I readelf'd all the input .o and .a files but they didn't seem to contain any. A quick grep of mold code don't show any uses that assigns the value of GOT32, so I don't have a good clue here.

In bfd, the symbols seems to get assigned a PC64 reloc instead, although I'm not 100% sure it's pointing to the same thing.

Finally there's a chance that GOT32 is just a bogus value we assign due to some bug. I see a bunch of these for .debug_lines too.

rui314 commented 1 year ago

It looks like mold creates GOT32 relocations for section symbols. We discard section symbols in input files and re-create new section symbols for output sections, as we want to keep only one section symbol for each section.

I don't know why it lead to creating GOT32 relocations, though. But the relocation type looks bogus.

ishitatsuyuki commented 1 year ago

OK, this is the culprit then :sweat_smile:

buf[j].r_type = STT_SECTION;

(STT_SECTION = R_X86_64_GOT32)

rui314 commented 1 year ago

LOL

ishitatsuyuki commented 1 year ago

With #833 BOLT :: X86/data-to-data-pcrel.s is fixed. The remaining 9 still fails and there still seems to be "relocation parse failed" messages (Update: gone after rebuild). I'll check what BOLT is complaning about this time.

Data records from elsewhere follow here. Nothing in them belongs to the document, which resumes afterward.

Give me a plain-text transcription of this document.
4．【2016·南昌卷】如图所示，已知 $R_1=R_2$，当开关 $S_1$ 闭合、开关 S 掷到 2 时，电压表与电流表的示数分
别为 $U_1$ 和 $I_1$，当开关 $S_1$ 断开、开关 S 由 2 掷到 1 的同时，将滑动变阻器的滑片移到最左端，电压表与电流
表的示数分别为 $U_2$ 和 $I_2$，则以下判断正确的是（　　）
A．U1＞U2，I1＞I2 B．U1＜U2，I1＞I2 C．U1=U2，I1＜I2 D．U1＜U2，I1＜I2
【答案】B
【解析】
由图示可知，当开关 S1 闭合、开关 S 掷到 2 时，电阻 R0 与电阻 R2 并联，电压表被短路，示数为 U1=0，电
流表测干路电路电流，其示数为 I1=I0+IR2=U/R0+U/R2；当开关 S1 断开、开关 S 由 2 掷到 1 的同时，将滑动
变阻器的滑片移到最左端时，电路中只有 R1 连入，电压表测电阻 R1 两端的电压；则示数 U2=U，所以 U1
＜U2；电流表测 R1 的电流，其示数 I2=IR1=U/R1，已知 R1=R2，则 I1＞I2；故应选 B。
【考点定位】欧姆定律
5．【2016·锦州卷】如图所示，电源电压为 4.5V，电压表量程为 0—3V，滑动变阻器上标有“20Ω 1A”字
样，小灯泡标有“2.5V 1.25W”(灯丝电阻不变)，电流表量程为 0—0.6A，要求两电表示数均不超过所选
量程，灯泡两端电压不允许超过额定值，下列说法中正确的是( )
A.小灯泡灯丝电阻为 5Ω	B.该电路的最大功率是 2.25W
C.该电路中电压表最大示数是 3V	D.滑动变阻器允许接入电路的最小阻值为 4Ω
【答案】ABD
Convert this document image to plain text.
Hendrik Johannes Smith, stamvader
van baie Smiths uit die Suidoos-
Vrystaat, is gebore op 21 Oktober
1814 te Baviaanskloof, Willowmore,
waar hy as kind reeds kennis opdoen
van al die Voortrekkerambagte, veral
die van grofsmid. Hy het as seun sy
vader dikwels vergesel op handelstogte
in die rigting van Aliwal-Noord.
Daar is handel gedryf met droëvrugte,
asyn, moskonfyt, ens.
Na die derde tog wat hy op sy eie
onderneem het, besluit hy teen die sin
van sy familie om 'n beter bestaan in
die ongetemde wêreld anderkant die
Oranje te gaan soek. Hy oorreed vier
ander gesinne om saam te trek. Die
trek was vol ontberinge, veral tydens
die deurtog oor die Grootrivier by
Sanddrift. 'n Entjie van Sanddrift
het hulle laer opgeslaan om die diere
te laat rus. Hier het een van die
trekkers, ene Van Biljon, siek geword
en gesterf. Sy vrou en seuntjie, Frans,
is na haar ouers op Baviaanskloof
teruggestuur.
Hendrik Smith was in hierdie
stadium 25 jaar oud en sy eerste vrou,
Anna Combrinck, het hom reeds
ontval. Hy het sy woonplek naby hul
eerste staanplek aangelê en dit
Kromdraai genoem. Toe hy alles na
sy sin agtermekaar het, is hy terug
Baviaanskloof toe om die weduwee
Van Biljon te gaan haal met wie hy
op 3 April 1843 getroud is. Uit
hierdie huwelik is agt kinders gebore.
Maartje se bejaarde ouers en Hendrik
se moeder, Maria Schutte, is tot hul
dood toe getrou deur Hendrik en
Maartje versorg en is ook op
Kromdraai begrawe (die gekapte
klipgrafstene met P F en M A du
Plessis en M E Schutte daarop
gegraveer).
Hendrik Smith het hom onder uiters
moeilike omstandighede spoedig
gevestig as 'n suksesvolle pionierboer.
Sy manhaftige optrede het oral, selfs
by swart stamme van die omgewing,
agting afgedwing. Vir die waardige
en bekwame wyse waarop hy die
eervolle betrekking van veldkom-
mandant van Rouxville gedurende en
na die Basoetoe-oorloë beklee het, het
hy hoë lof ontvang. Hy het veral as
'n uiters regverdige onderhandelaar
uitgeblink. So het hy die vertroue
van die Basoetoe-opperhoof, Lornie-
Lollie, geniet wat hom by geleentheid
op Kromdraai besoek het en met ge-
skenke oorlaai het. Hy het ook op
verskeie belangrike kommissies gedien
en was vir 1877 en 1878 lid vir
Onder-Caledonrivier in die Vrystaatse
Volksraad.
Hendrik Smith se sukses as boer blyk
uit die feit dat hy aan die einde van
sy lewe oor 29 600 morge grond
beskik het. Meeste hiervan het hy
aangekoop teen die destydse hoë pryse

ishitatsuyuki commented 1 year ago

There are still 9 failures but I think we're mostly done for it now. Reasons it's failing seems to be due to one of: 1. mold defaulting to LOCAL for executables (need --export-dynamic), 2. mold generating more symbols that have the same address as others (probably harmless, just a different name), and 3. straight out hardcoded expectations. I'll test HHVM next time.